Supervisors have messaged periodically since the pause went into effect last summer that it would be lifted, people with direct knowledge of the program said, but that those dates — possibly by fall, and then possibly by year end — have come and gone. Some are turning to online message boards to source information about the status of the program.

A Merrill spokesperson said the prospecting pause remains in place while leadership of the firm’s recently reorganized advisory division, where the program sits, refines its strategy, and that the firm will have an update on the advisor development program in the “not too distant future.”

Merrill has said it is moving from trainees’ reliance on cold-calling, increasingly considered an outdated way of reaching new clients. The firm has also said it has encouraged more team-based work for newer advisors than becoming sole practitioners, which could cut back on the need for cold-calling.

Full-time financial advisors have also been disciplined for outreach-related violations. The firm had questioned a former advisor in Arizona over his text messages, emails, and phone calls to gauge whether his communications were compliant, Financial Planning reported as part of an investigation in February.

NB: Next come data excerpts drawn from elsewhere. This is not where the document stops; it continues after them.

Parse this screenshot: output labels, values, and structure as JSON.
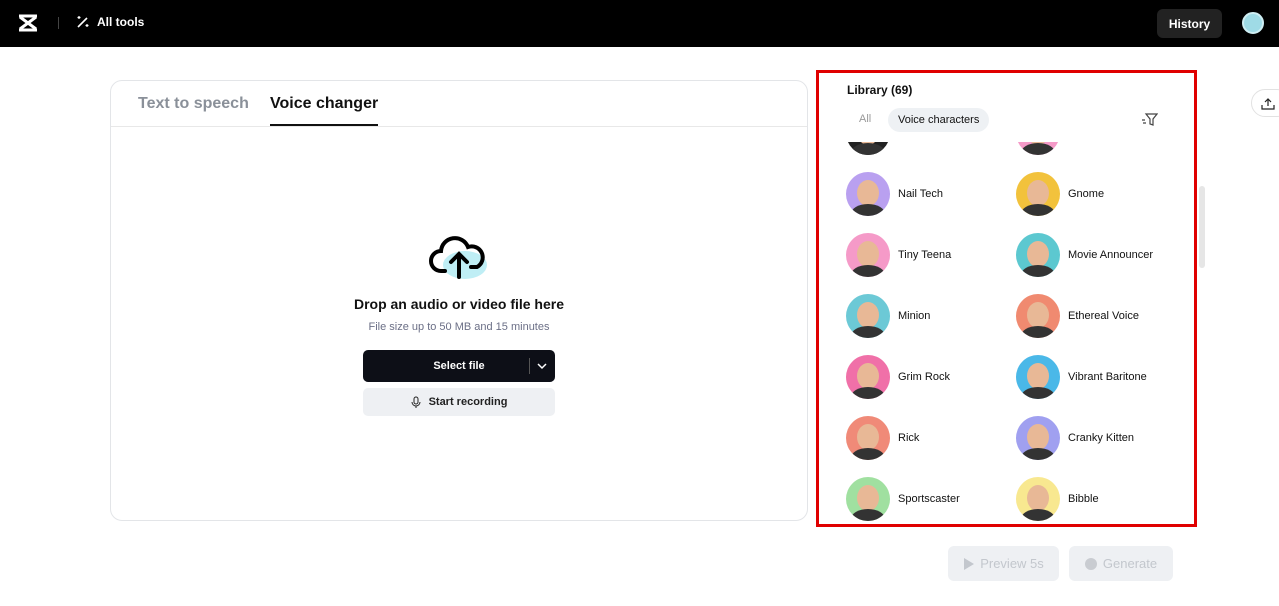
{
  "topbar": {
    "all_tools": "All tools",
    "history": "History"
  },
  "tabs": [
    {
      "label": "Text to speech"
    },
    {
      "label": "Voice changer"
    }
  ],
  "upload": {
    "title": "Drop an audio or video file here",
    "hint": "File size up to 50 MB and 15 minutes",
    "select": "Select file",
    "record": "Start recording"
  },
  "library": {
    "title": "Library (69)",
    "chip_all": "All",
    "chip_active": "Voice characters",
    "voices": [
      {
        "name": "",
        "color": "#222222"
      },
      {
        "name": "",
        "color": "#f59ac8"
      },
      {
        "name": "Nail Tech",
        "color": "#b9a0f0"
      },
      {
        "name": "Gnome",
        "color": "#f2c23c"
      },
      {
        "name": "Tiny Teena",
        "color": "#f59ac8"
      },
      {
        "name": "Movie Announcer",
        "color": "#5cc8d0"
      },
      {
        "name": "Minion",
        "color": "#6cc9d6"
      },
      {
        "name": "Ethereal Voice",
        "color": "#f08a70"
      },
      {
        "name": "Grim Rock",
        "color": "#f070a8"
      },
      {
        "name": "Vibrant Baritone",
        "color": "#4ab8e8"
      },
      {
        "name": "Rick",
        "color": "#f08a78"
      },
      {
        "name": "Cranky Kitten",
        "color": "#a0a0f0"
      },
      {
        "name": "Sportscaster",
        "color": "#a0e0a0"
      },
      {
        "name": "Bibble",
        "color": "#f8e890"
      }
    ]
  },
  "footer": {
    "preview": "Preview 5s",
    "generate": "Generate"
  }
}
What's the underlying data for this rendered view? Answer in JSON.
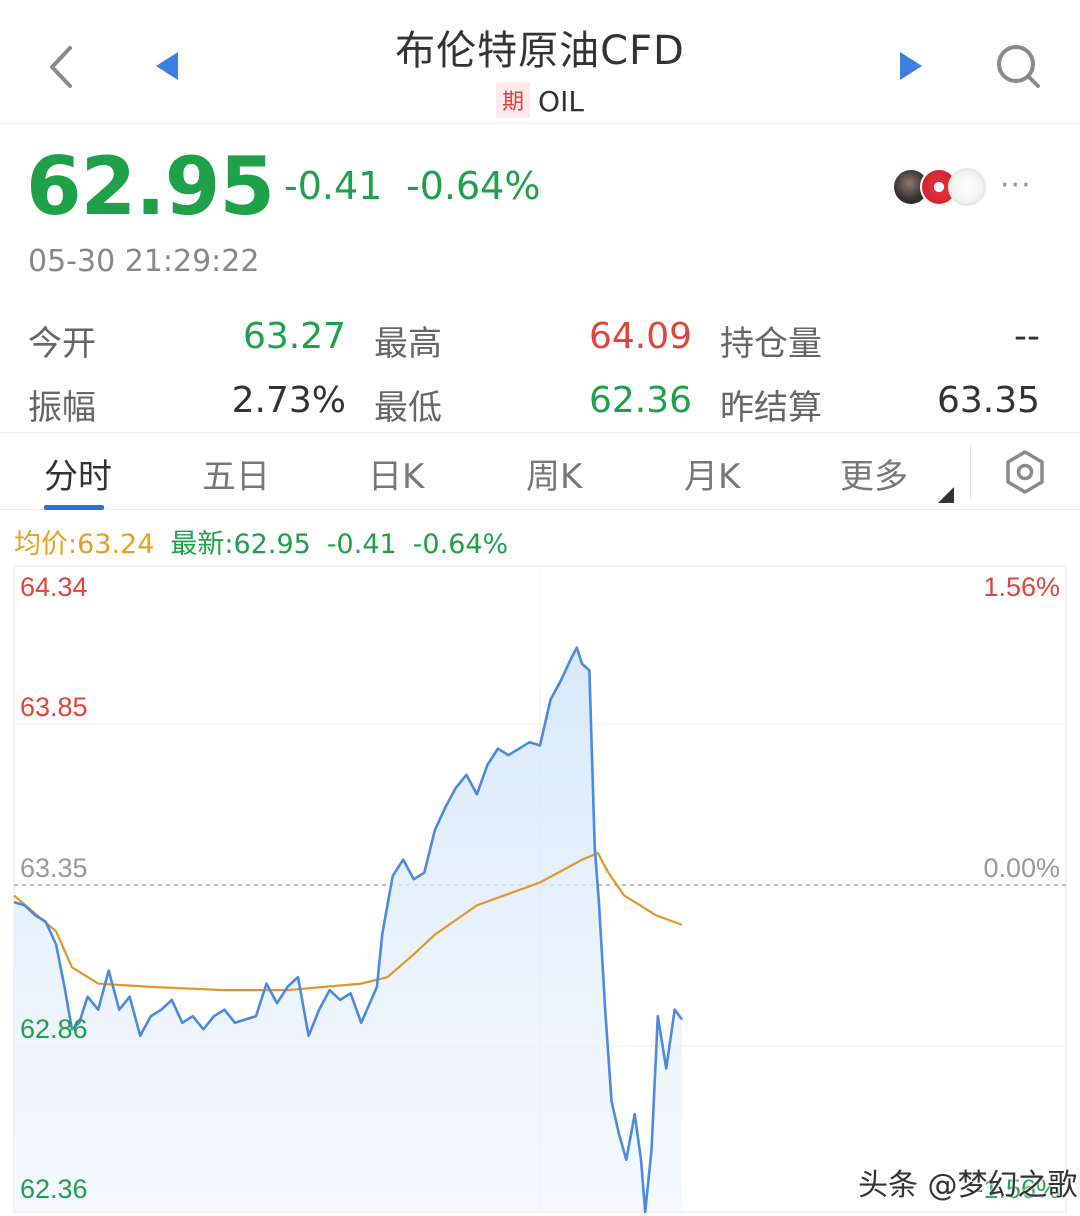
{
  "header": {
    "title": "布伦特原油CFD",
    "badge": "期",
    "symbol": "OIL",
    "icons": [
      "back-icon",
      "prev-triangle-icon",
      "next-triangle-icon",
      "search-icon"
    ]
  },
  "quote": {
    "price": "62.95",
    "change": "-0.41",
    "change_pct": "-0.64%",
    "timestamp": "05-30 21:29:22",
    "more": "···"
  },
  "stats": {
    "open_label": "今开",
    "open": "63.27",
    "high_label": "最高",
    "high": "64.09",
    "oi_label": "持仓量",
    "oi": "--",
    "amp_label": "振幅",
    "amp": "2.73%",
    "low_label": "最低",
    "low": "62.36",
    "prev_label": "昨结算",
    "prev": "63.35"
  },
  "tabs": [
    "分时",
    "五日",
    "日K",
    "周K",
    "月K",
    "更多"
  ],
  "active_tab": "分时",
  "legend": {
    "avg": "均价:63.24",
    "last": "最新:62.95",
    "chg": "-0.41",
    "pct": "-0.64%"
  },
  "colors": {
    "up": "#e0453b",
    "down": "#1fa14a",
    "price_line": "#4a8ae0",
    "avg_line": "#e3962a",
    "accent": "#2c6fd9"
  },
  "watermark": "头条 @梦幻之歌",
  "chart_data": {
    "type": "line",
    "ylim": [
      62.36,
      64.34
    ],
    "y_ticks_left": [
      "64.34",
      "63.85",
      "63.35",
      "62.86",
      "62.36"
    ],
    "y_ticks_right": [
      "1.56%",
      "0.00%",
      "-1.56%"
    ],
    "reference": 63.35,
    "x_range": [
      0,
      1
    ],
    "series": [
      {
        "values": [
          [
            0.0,
            63.31
          ],
          [
            0.01,
            63.3
          ],
          [
            0.02,
            63.27
          ],
          [
            0.03,
            63.25
          ],
          [
            0.04,
            63.18
          ],
          [
            0.048,
            63.05
          ],
          [
            0.055,
            62.92
          ],
          [
            0.062,
            62.94
          ],
          [
            0.07,
            63.02
          ],
          [
            0.08,
            62.98
          ],
          [
            0.09,
            63.1
          ],
          [
            0.1,
            62.98
          ],
          [
            0.11,
            63.02
          ],
          [
            0.12,
            62.9
          ],
          [
            0.13,
            62.96
          ],
          [
            0.14,
            62.98
          ],
          [
            0.15,
            63.01
          ],
          [
            0.16,
            62.94
          ],
          [
            0.17,
            62.96
          ],
          [
            0.18,
            62.92
          ],
          [
            0.19,
            62.96
          ],
          [
            0.2,
            62.98
          ],
          [
            0.21,
            62.94
          ],
          [
            0.22,
            62.95
          ],
          [
            0.23,
            62.96
          ],
          [
            0.24,
            63.06
          ],
          [
            0.25,
            63.0
          ],
          [
            0.26,
            63.05
          ],
          [
            0.27,
            63.08
          ],
          [
            0.28,
            62.9
          ],
          [
            0.29,
            62.98
          ],
          [
            0.3,
            63.04
          ],
          [
            0.31,
            63.01
          ],
          [
            0.32,
            63.03
          ],
          [
            0.33,
            62.94
          ],
          [
            0.345,
            63.05
          ],
          [
            0.35,
            63.21
          ],
          [
            0.36,
            63.39
          ],
          [
            0.37,
            63.44
          ],
          [
            0.38,
            63.38
          ],
          [
            0.39,
            63.4
          ],
          [
            0.4,
            63.53
          ],
          [
            0.41,
            63.6
          ],
          [
            0.42,
            63.66
          ],
          [
            0.43,
            63.7
          ],
          [
            0.44,
            63.64
          ],
          [
            0.45,
            63.73
          ],
          [
            0.46,
            63.78
          ],
          [
            0.47,
            63.76
          ],
          [
            0.48,
            63.78
          ],
          [
            0.49,
            63.8
          ],
          [
            0.5,
            63.79
          ],
          [
            0.51,
            63.93
          ],
          [
            0.52,
            63.99
          ],
          [
            0.53,
            64.06
          ],
          [
            0.535,
            64.09
          ],
          [
            0.54,
            64.04
          ],
          [
            0.547,
            64.02
          ],
          [
            0.552,
            63.48
          ],
          [
            0.556,
            63.31
          ],
          [
            0.562,
            62.98
          ],
          [
            0.568,
            62.7
          ],
          [
            0.575,
            62.6
          ],
          [
            0.582,
            62.52
          ],
          [
            0.59,
            62.66
          ],
          [
            0.596,
            62.52
          ],
          [
            0.6,
            62.36
          ],
          [
            0.606,
            62.55
          ],
          [
            0.612,
            62.96
          ],
          [
            0.62,
            62.8
          ],
          [
            0.628,
            62.98
          ],
          [
            0.635,
            62.95
          ]
        ]
      },
      {
        "values": [
          [
            0.0,
            63.33
          ],
          [
            0.04,
            63.22
          ],
          [
            0.055,
            63.11
          ],
          [
            0.08,
            63.06
          ],
          [
            0.13,
            63.05
          ],
          [
            0.2,
            63.04
          ],
          [
            0.26,
            63.04
          ],
          [
            0.33,
            63.06
          ],
          [
            0.355,
            63.08
          ],
          [
            0.38,
            63.15
          ],
          [
            0.4,
            63.21
          ],
          [
            0.44,
            63.3
          ],
          [
            0.5,
            63.37
          ],
          [
            0.54,
            63.44
          ],
          [
            0.555,
            63.46
          ],
          [
            0.565,
            63.4
          ],
          [
            0.58,
            63.33
          ],
          [
            0.61,
            63.27
          ],
          [
            0.635,
            63.24
          ]
        ]
      }
    ]
  }
}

The advisor and a trainee development coordinator in the same region were fired over the matter in 2019, AdvisorHub reported.

A newly reorganized division, and the program’s future

For Merrill, among the largest and most storied US wealth managers with $2.8 trillion in client balances at the end of 2020, the advisor training program is in many ways its future. In recent years the firm has backed away from hiring experienced advisors and teams of wealth advisors who can often command large signing bonuses to join rivals.

Holding on to young advisor talent has never been more pressing, too, as a wave of aging financial advisors are expected to retire in the coming years with more advisors leaving the business than analysts expect to enter it.

Merrill Lynch

Merrill is among the largest and most storied US wealth managers with $2.8 trillion in client balances at the end of last year.
Keith Bedford/Reuters

Still, the pause has complicated what has traditionally been part of the fabric of building a wealth management business: networking and finding new clients.

Jennifer MacPhee, the former Financial Advisor Development Program head, told associates last July that they were not allowed to use lead lists like ones created by lead-generation company ZoomInfo; make calls that were not preapproved; or use LinkedIn’s InMail feature to contact prospective clients, according to a copy of the memo obtained by Insider at the time.

“Failure to comply with these temporary guidelines will be considered a policy violation resulting in disciplinary action,” MacPhee wrote, adding they would be allowed to serve their clients and interact with prospective clients who contacted them.

MacPhee, a longtime executive of the firm, left Bank of America’s wealth management business several weeks after the pause went into effect.

Last September, the firm restructured its training infrastructure. It folded the training program into a newly created advisory division within Merrill led by company veteran Eric Schimpf, who was also named cohead of advisor development for Bank of America with Matt Gellene. The division was created to focus on developing early-career advisors across Merrill.

The business has made other adjustments to the training program as the pandemic upended work and life. Last spring, Bank of America shifted 3,000 employees, including 650 financial advisors in training, from their everyday assignments and into positions to help field what was an onslaught of customer calls.